Edith Ackermann went back to the United States with a set of method cards. Most of the material she received at the school was mailed to her afterwards but the cards she put in her bag.
- I want to make sure I get them with me, she said.
Children know what to do when they don’t know what to do
Edith Ackermann left behind a number of statements about design and play, including this one: “Children know what to do when they don’t know what to do. They experiment, think, prorotype, test, fail and try again when they play. The process is similar to that of the designer.”
She concluded her visit by commending the school’s ability to frame the actual challenge and verbalise it. She also said that and one of the charateristics of the teachers and students is that they must wear special glasses because they seem to be able to see users better than others. She also praised them for their curiosity and experimental approach which brings them unexpected but important insights.
- You have the possibility to go far beyond ”business as usual”, she said.
Collaboration with the LEGO Foundation
Just as Design School Kolding, Edith Ackermann has close ties with LEGO and indeed her visit was organised in collaboration with the LEGO Foundation. Ackermann visited the school to share her vast knowledge and to inspire students, teachers and additional employees who work with design and play. It is a strategic focus area of the school in terms of teaching and research and organised in the school’s Lab for Design and Play, which is headed by Karen Feder.

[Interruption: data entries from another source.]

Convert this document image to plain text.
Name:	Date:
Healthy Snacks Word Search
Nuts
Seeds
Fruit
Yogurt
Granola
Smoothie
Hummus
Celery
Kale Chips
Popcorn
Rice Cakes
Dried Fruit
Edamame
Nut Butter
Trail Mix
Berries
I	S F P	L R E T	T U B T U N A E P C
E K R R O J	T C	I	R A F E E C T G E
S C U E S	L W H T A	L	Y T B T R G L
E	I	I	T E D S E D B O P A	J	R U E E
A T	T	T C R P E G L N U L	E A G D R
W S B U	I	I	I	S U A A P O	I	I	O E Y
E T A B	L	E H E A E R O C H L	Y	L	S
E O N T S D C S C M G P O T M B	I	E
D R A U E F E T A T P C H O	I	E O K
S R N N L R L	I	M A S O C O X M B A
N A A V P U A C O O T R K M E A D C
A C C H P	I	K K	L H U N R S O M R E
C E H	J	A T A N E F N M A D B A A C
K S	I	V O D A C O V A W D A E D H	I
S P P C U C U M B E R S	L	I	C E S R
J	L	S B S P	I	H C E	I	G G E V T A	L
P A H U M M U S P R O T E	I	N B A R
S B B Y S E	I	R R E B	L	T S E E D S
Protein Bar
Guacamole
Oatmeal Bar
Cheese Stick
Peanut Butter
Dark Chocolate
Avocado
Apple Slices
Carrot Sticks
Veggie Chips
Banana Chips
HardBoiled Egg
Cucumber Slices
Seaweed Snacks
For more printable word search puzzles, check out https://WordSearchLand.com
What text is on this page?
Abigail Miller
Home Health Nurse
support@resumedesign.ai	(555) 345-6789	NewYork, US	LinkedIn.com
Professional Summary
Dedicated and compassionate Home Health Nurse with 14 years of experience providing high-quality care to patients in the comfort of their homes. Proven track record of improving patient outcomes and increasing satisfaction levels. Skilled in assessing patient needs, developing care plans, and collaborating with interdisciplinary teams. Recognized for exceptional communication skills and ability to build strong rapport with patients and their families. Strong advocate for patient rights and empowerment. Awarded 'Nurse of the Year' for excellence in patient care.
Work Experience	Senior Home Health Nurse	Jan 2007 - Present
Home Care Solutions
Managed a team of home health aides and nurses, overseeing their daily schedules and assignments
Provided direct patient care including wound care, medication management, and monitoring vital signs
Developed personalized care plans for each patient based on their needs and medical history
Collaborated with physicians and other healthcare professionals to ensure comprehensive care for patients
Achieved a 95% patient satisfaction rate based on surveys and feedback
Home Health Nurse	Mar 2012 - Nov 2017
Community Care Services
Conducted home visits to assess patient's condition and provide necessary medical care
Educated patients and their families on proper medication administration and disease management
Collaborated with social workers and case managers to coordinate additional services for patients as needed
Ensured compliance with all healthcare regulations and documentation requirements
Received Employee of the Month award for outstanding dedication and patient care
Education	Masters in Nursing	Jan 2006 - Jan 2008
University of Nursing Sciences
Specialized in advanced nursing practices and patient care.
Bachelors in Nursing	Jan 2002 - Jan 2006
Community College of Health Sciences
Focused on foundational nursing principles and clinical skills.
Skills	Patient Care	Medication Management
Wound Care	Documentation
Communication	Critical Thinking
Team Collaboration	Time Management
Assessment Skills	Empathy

- Having Edith Ackermann here served as a great inspiration to all of us, and of course we are proud that she feels she also benefitted from the visit, Karen Feder says.
About Edith Ackermann
Edith K. Ackermann is a Honorary Professor of Developmental Psychology, at the University of Aix-Marseille 1, France. Currently a Visiting Scientist at the Massachusetts Institute of Technology, School of Architecture, and a Visiting Professor at the University of Siena, Department of Communication. She teaches graduate students, conducts research, and consults for companies, institutions, and organizations interested in the intersections between learning, teaching, design, and digital technologies.